La Cour de justice de l’Union européenne, le 13 février 2014, précise les conditions de transposition de l’exigence de coût non prohibitif des procédures environnementales. Une institution européenne reproche à un État membre de ne pas avoir intégré correctement les dispositions d’une directive relative à l’accès à la justice. Les critiques se concentrent sur le régime des dépens et le risque financier excessif pesant sur les requérants lors des recours juridictionnels. Saisie d’une plainte, l’institution adresse une mise en demeure puis un avis motivé avant de former un recours en manquement devant la Cour. Le litige interroge la validité d’une transposition reposant sur le pouvoir discrétionnaire du juge national pour limiter les frais de justice. La Cour juge que l’absence de règles claires garantissant la prévisibilité du coût financier constitue un manquement aux obligations de l’État membre. L’examen de cette décision commande d’analyser l’insuffisance de la transposition par voie jurisprudentielle avant d’étudier l’incertitude financière comme obstacle à l’accès à la justice.
I. L’insuffisance de la transposition par voie jurisprudentielle
A. L’exigence de clarté et de précision de la transposition
La Cour rappelle que la transposition d’une directive peut se satisfaire d’un « contexte juridique général » si celui-ci assure effectivement la pleine application. Cette intégration doit cependant s’effectuer d’une « façon suffisamment claire et précise » pour que les particuliers connaissent l’étendue de leurs droits fondamentaux. En l’espèce, les règles nationales ne permettent pas aux justiciables de prévoir avec certitude l’ampleur des sacrifices financiers nécessaires à l’action. L’existence d’une simple pratique jurisprudentielle ne saurait donc suffire à garantir la protection contre les coûts prohibitifs imposée par le droit européen.
B. Les limites du pouvoir discrétionnaire du juge national
Le juge national dispose d’une marge d’appréciation mais il ne peut statuer sans règles contraignantes garantissant le respect des objectifs de la directive. La Cour relève que « le juge ne paraît pas être tenu d’accorder la protection lorsque le coût de la procédure est objectivement déraisonnable ». Cette faculté de moduler les dépens sans obligation stricte de résultat crée une insécurité juridique incompatible avec l’exigence d’une protection effective. La reconnaissance de cette insuffisance normative conduit nécessairement à évaluer les conséquences concrètes de l’incertitude financière sur l’exercice effectif des recours juridictionnels.

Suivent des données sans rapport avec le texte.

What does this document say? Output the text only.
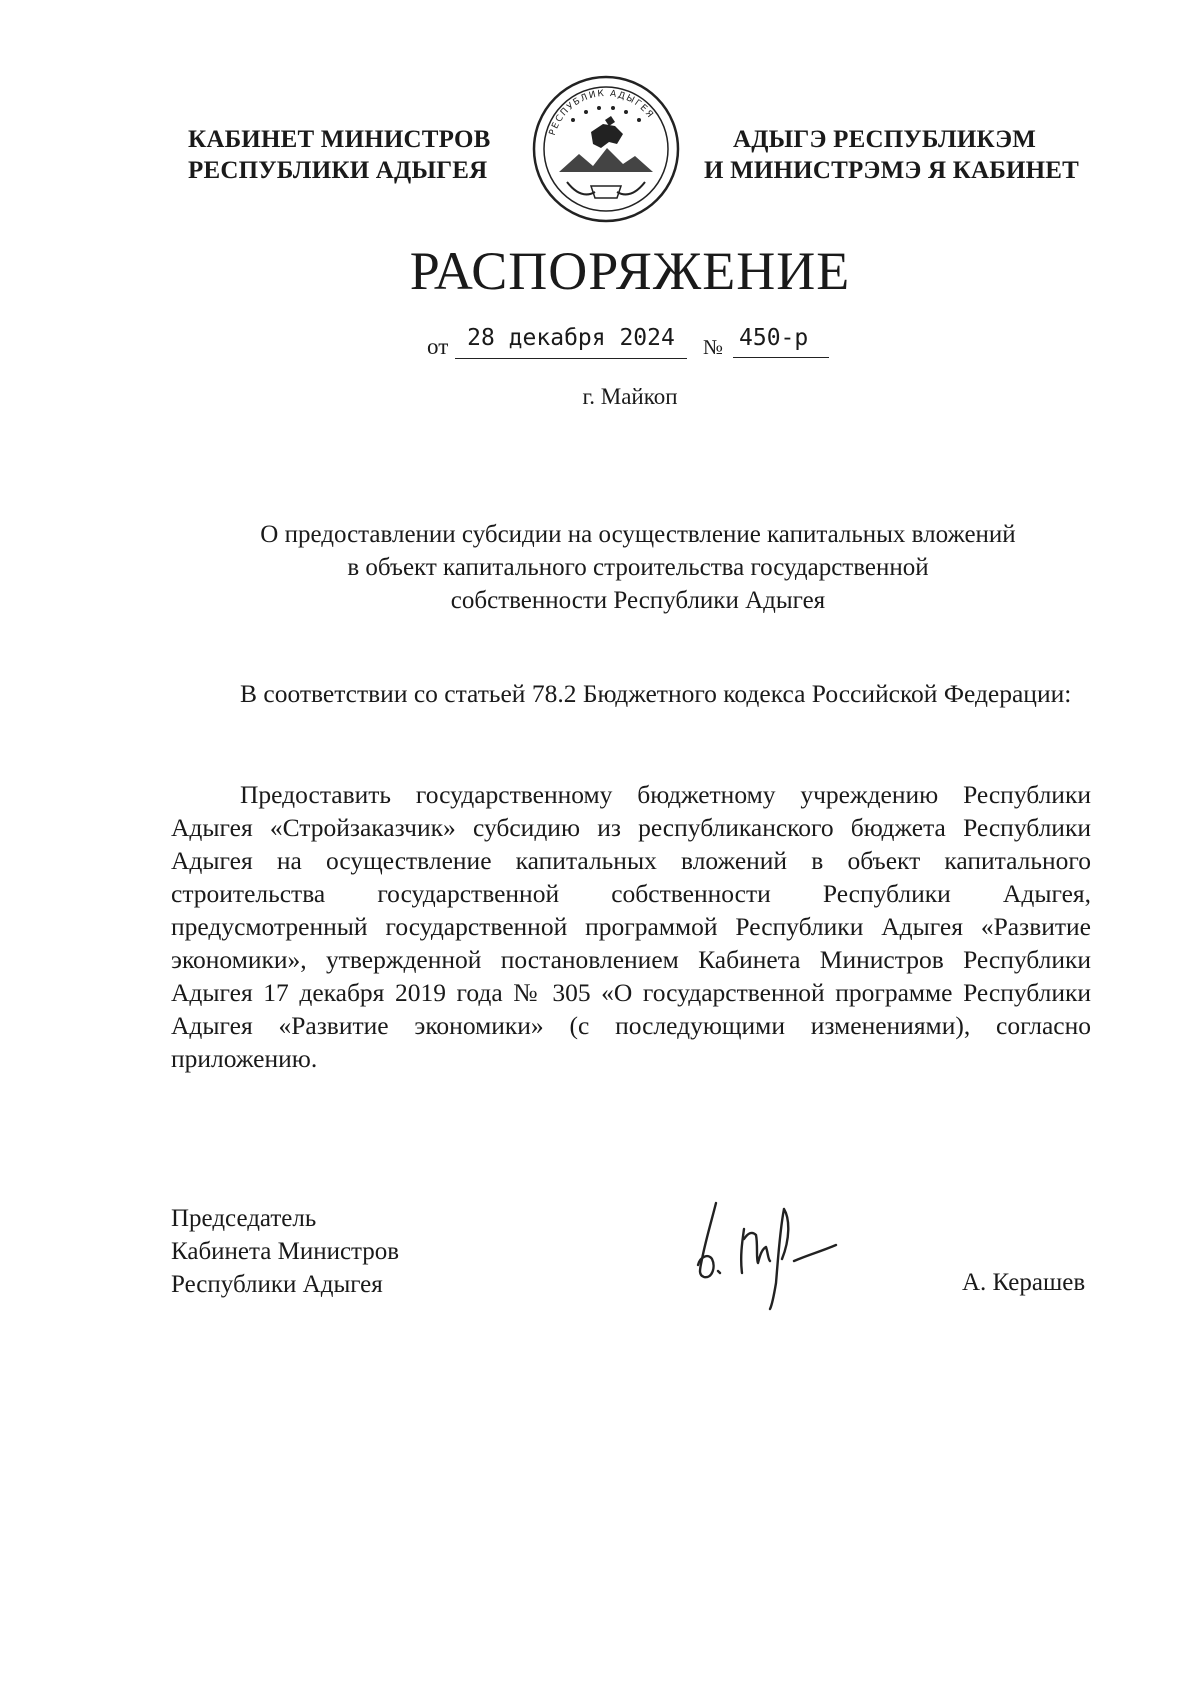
КАБИНЕТ МИНИСТРОВ
РЕСПУБЛИКИ АДЫГЕЯ
РЕСПУБЛИК АДЫГЕЯ
АДЫГЭ РЕСПУБЛИКЭМ
И МИНИСТРЭМЭ Я КАБИНЕТ
РАСПОРЯЖЕНИЕ
от 28 декабря 2024	№ 450-р
г. Майкоп
О предоставлении субсидии на осуществление капитальных вложений
в объект капитального строительства государственной
собственности Республики Адыгея
В соответствии со статьей 78.2 Бюджетного кодекса Российской Федерации:
Предоставить государственному бюджетному учреждению Республики Адыгея «Стройзаказчик» субсидию из республиканского бюджета Республики Адыгея на осуществление капитальных вложений в объект капитального строительства государственной собственности Республики Адыгея, предусмотренный государственной программой Республики Адыгея «Развитие экономики», утвержденной постановлением Кабинета Министров Республики Адыгея 17 декабря 2019 года № 305 «О государственной программе Республики Адыгея «Развитие экономики» (с последующими изменениями), согласно приложению.
Председатель
Кабинета Министров
Республики Адыгея	А. Керашев
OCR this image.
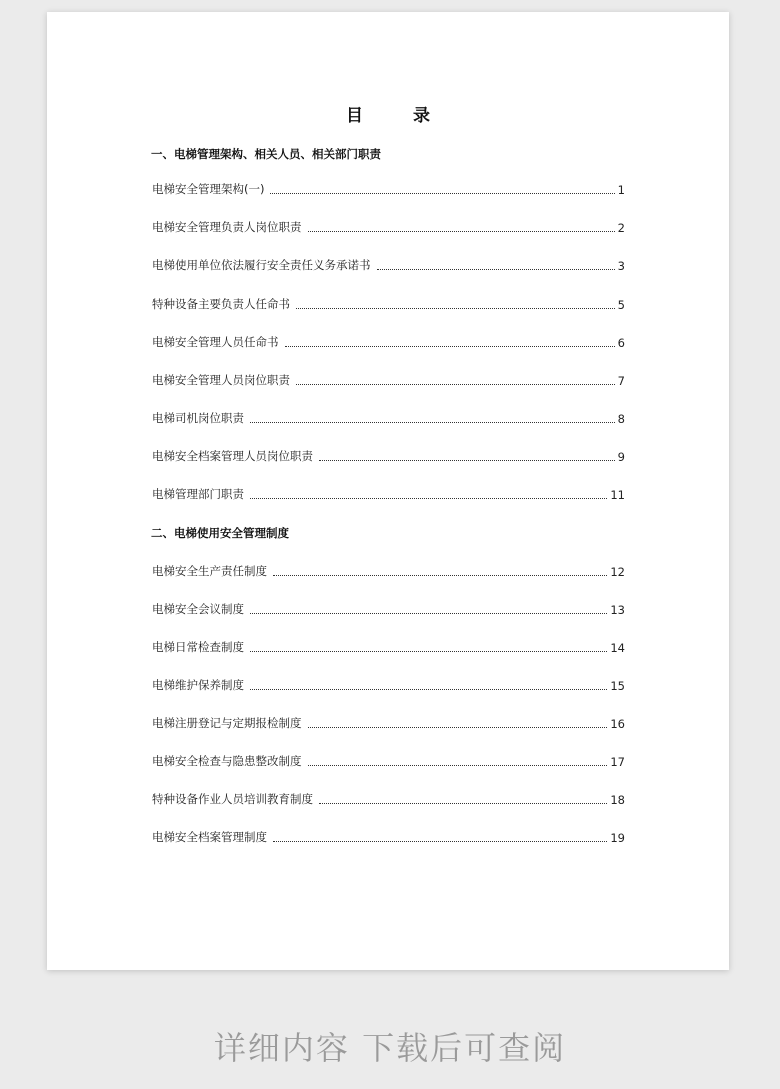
目 录
一、电梯管理架构、相关人员、相关部门职责
电梯安全管理架构(一)	1
电梯安全管理负责人岗位职责	2
电梯使用单位依法履行安全责任义务承诺书	3
特种设备主要负责人任命书	5
电梯安全管理人员任命书	6
电梯安全管理人员岗位职责	7
电梯司机岗位职责	8
电梯安全档案管理人员岗位职责	9
电梯管理部门职责	11
二、电梯使用安全管理制度
电梯安全生产责任制度	12
电梯安全会议制度	13
电梯日常检查制度	14
电梯维护保养制度	15
电梯注册登记与定期报检制度	16
电梯安全检查与隐患整改制度	17
特种设备作业人员培训教育制度	18
电梯安全档案管理制度	19
详细内容 下载后可查阅
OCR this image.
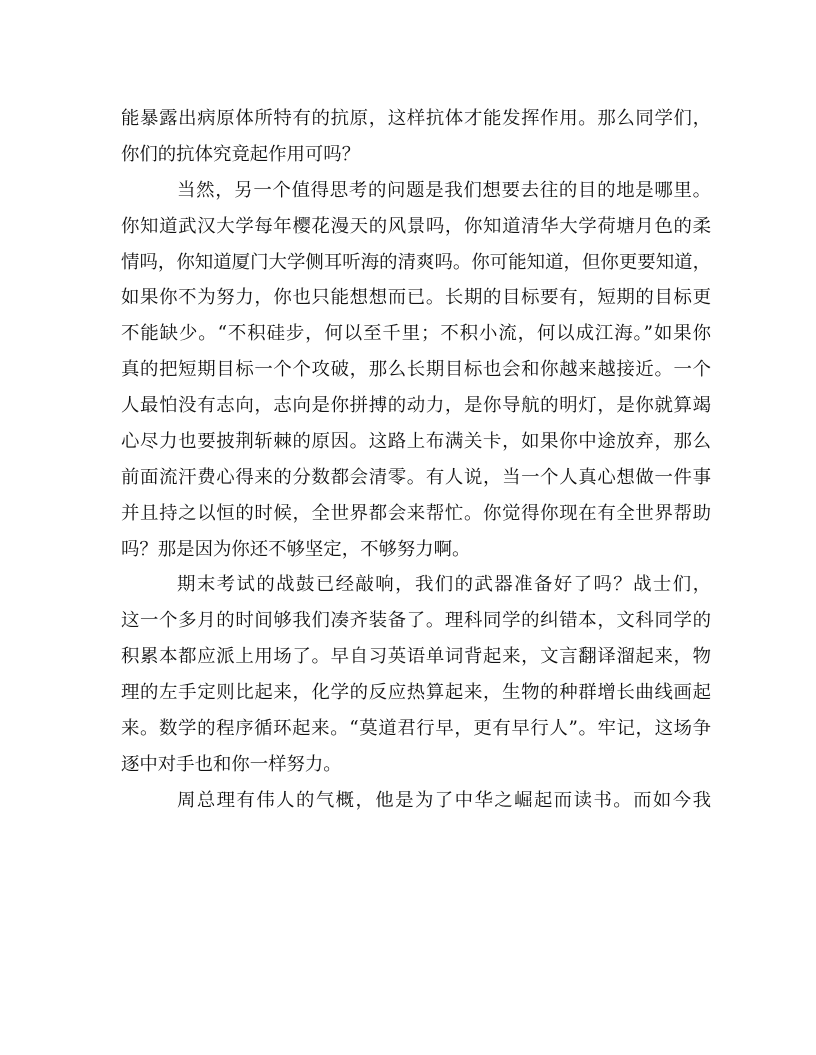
能暴露出病原体所特有的抗原，这样抗体才能发挥作用。那么同学们，
你们的抗体究竟起作用可吗？
当然，另一个值得思考的问题是我们想要去往的目的地是哪里。
你知道武汉大学每年樱花漫天的风景吗，你知道清华大学荷塘月色的柔
情吗，你知道厦门大学侧耳听海的清爽吗。你可能知道，但你更要知道，
如果你不为努力，你也只能想想而已。长期的目标要有，短期的目标更
不能缺少。“不积硅步，何以至千里；不积小流，何以成江海。”如果你
真的把短期目标一个个攻破，那么长期目标也会和你越来越接近。一个
人最怕没有志向，志向是你拼搏的动力，是你导航的明灯，是你就算竭
心尽力也要披荆斩棘的原因。这路上布满关卡，如果你中途放弃，那么
前面流汗费心得来的分数都会清零。有人说，当一个人真心想做一件事
并且持之以恒的时候，全世界都会来帮忙。你觉得你现在有全世界帮助
吗？那是因为你还不够坚定，不够努力啊。
期末考试的战鼓已经敲响，我们的武器准备好了吗？战士们，
这一个多月的时间够我们凑齐装备了。理科同学的纠错本，文科同学的
积累本都应派上用场了。早自习英语单词背起来，文言翻译溜起来，物
理的左手定则比起来，化学的反应热算起来，生物的种群增长曲线画起
来。数学的程序循环起来。“莫道君行早，更有早行人”。牢记，这场争
逐中对手也和你一样努力。
周总理有伟人的气概，他是为了中华之崛起而读书。而如今我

II. L’incertitude financière comme obstacle à l’accès à la justice
A. Le caractère imprévisible du coût global de la procédure
L’accès à la justice suppose que les membres du public bénéficient d’une « prévisibilité raisonnable en ce qui concerne tant le principe que le montant ». La structure du système juridique national entraîne des honoraires d’avocat élevés qui alourdissent considérablement la charge pesant sur la partie ayant succombé. Sans plafonnement garanti des frais dès l’introduction de l’instance, le risque de ruine financière dissuade les citoyens de défendre l’intérêt général environnemental. L’État ne satisfait pas à son obligation de résultat en laissant subsister des doutes sur l’application de la règle du coût non prohibitif.
B. L’impact dissuasif des garanties liées aux mesures provisoires
L’exigence de coût raisonnable s’étend également aux mesures provisoires et aux garanties financières exigibles pour assurer la pleine efficacité de la décision future. La pratique consistant à demander des contre-engagements financiers constitue un « facteur supplémentaire d’incertitude et d’imprécision » pour le requérant potentiel. Bien que la protection de l’environnement puisse justifier des restrictions au droit de propriété, elle impose surtout de lever les barrières économiques injustifiées. La Cour confirme ainsi que la protection juridictionnelle effective en matière d’environnement requiert un cadre législatif rigoureux excluant toute forme de barrière financière.